Background
Heart failure (HF) and chronic obstructive pulmonary disease (COPD), are highly prevalent, thus reducing burdensome end-of-life (EOL) care is critical. Families play a key role at EOL, yet most studies focus on the primary caregiver role. Little is known about the effect of the family network on EOL utilization.
Objective(s)
To examine whether family availability and relationship type are associated with hospitalizations and ED rates in the last six months of life among decedents with HF, COPD, or both.
Methods
Using a Utah population dataset, we conducted a retrospective cohort analysis of 60,142 adults aged ≥55 who died, categorized into three diagnostic groups: HF only(n = 51,222), HF+COPD(n = 8069), and COPD only(n = 851). “Family availability” is defined as having ≥1 first-degree relative residing in Utah at death (n = 210,213).

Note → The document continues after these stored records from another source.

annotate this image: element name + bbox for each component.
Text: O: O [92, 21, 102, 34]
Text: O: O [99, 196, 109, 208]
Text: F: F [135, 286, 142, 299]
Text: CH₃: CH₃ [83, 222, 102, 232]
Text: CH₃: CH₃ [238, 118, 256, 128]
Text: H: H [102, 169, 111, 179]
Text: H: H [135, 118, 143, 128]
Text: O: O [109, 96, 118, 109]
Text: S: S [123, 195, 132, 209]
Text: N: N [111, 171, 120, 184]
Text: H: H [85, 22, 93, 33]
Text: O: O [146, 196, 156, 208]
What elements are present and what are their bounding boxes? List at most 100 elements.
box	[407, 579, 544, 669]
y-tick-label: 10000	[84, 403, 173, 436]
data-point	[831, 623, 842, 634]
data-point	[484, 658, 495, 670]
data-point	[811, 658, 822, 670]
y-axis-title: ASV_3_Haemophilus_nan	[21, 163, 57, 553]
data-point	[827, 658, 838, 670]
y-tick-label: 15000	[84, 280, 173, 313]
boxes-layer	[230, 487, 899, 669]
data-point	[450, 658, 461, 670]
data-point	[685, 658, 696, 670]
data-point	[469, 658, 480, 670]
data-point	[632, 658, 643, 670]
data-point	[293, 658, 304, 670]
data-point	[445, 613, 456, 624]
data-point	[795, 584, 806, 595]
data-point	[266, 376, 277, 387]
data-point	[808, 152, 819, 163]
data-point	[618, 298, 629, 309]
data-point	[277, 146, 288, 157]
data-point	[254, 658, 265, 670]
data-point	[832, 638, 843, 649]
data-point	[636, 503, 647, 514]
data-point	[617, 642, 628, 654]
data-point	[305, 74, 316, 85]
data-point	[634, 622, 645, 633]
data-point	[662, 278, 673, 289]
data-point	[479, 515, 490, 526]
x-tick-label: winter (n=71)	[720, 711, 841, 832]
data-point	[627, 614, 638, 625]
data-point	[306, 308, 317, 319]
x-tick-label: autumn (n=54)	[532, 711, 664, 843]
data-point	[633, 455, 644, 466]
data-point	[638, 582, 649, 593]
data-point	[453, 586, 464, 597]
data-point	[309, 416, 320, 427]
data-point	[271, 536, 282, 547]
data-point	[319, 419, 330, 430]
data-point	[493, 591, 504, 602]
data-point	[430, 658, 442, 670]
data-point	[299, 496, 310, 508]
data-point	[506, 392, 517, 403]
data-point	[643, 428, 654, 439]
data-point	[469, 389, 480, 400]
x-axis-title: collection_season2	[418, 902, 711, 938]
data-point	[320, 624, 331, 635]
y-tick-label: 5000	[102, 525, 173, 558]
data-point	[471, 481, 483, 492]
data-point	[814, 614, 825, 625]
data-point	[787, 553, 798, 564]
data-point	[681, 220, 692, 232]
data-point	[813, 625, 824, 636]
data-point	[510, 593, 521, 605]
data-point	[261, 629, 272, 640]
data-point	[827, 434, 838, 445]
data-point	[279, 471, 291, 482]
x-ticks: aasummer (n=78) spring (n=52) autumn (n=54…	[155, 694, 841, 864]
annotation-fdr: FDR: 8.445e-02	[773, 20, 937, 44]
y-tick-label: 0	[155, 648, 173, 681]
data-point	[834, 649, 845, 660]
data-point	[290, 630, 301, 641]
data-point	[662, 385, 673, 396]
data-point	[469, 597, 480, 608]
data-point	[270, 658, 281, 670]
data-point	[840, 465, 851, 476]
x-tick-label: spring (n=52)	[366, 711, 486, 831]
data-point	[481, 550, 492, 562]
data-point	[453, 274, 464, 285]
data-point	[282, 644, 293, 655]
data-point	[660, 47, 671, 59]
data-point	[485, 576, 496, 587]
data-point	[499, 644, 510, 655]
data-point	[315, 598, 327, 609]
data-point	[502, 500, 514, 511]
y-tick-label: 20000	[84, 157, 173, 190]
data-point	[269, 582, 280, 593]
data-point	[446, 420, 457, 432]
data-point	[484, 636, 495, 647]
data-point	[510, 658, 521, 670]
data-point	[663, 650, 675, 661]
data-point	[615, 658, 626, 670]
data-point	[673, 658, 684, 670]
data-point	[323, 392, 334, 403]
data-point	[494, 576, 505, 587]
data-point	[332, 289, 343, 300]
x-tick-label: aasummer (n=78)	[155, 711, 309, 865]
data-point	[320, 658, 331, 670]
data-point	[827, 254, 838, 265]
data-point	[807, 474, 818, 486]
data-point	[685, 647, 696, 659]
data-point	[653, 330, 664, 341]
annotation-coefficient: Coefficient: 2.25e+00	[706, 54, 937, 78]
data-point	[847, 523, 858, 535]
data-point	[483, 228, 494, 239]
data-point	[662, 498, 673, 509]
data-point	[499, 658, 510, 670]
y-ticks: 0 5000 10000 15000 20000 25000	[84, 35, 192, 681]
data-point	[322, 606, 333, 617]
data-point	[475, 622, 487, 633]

Negative binomial regression models, adjusted for sociodemographic and clinical covariates, estimated associations between diagnosis, family type, and hospitalization and ED rates.
Results
Nearly 80 % of decedents had ≥1 hospitalization and 38.9 % had ≥1 ED visit. In adjusted models, diagnosis did not significantly affect utilization. Spouse-only decedents had the highest ED visits (41.8 %; IRR 1.07[1.02–1.12]) and spousal presence was associated with hospitalizations (82.4 %; IRR 1.05[1.02–1.07] and 80.3 %; IRR 1.04[1.02–1.06]) respectively compared to those without family.
Conclusions
Spousal presence was associated with higher ED visits and hospitalization rates among HF and/or COPD decedents. Because linkage indicates geographic presence rather than confirmed caregiving, these findings should be interpreted cautiously. Further research should focus on equipping family members with palliative care skills to optimize EOL care.